3.       Inwiefern wurden die Unterschiede zwischen den Bundesländern in Bezug auf die Vergabepraxis des sonderpädagogischen Förderbedarfs in den Finanzausgleichsverhandlungen thematisiert?

a.     Wenn nein, warum wurde in den Verhandlungen nicht darauf eingegangen, wenn bereits 2019 der Rechnungshof[5] auf die Ungleichheiten im Vergabeprozess von SPF und allgemein die fehlende Inklusionsstrategie im österreichischen Schulsystem bemängelt hat?

4.       Große Unterschiede in der Anzahl von SPF-Vergaben hat die genannte Studie zwischen den einzelnen Bundesländern festgestellt: So wurde in Salzburg bei 6,7 % der Schüler*innen SPF vergeben, in Tirol hingegen nur bei 2,4 % der Schüler*innen.

a.       Wie erklären Sie diese Unterschiede?

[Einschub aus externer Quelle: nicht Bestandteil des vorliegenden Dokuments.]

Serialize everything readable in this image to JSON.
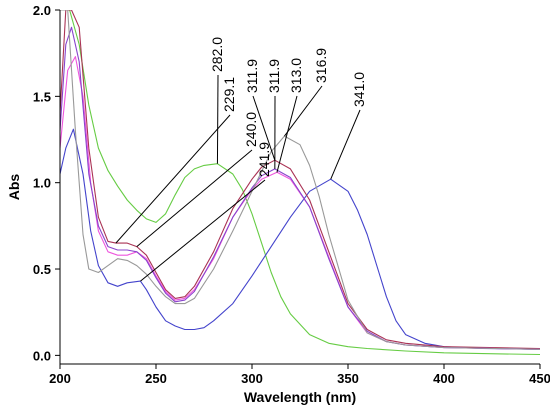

b.       Welche Handlungen werden Sie setzen, um diesen Unterschieden entgegenzuwirken und möglichst einheitliche Kriterien für die Vergabe zu entwickeln?

5.       Zu Schulbeginn des Schuljahres 2022/23 wurde bei 3,4 % der Mädchen und 5,4 % der Jungen ein sonderpädagogischer Förderbedarf festgestellt. Wie beurteilen Sie dieses Ergebnis, und welche Maßnahmen planen Sie, um die Ursachen für diesen Unterschied zu untersuchen?

6.       Kindern mit nicht deutscher Umgangssprache wird fast 2% öfter sonderpädagogischen Förderbedarf (SPF) zugeschrieben als Kinder mit deutscher Umgangssprache. Wie bewerten Sie diese Differenz und haben Sie eine Erklärung für diesen Unterschied?

a.     Welche Maßnahmen werden Sie setzen, um diesem Unterschied entgegenzuwirken?

7.       Am 3. Oktober berichtete das Finanzministerium von 60 Sitzungen in Arbeitsgruppen mit Expert*innen[6]. Gab es in diesen Arbeitsgruppen Sitzungen, die dem Thema des sonderpädagogischen Förderbedarfs (SPF) gewidmet waren?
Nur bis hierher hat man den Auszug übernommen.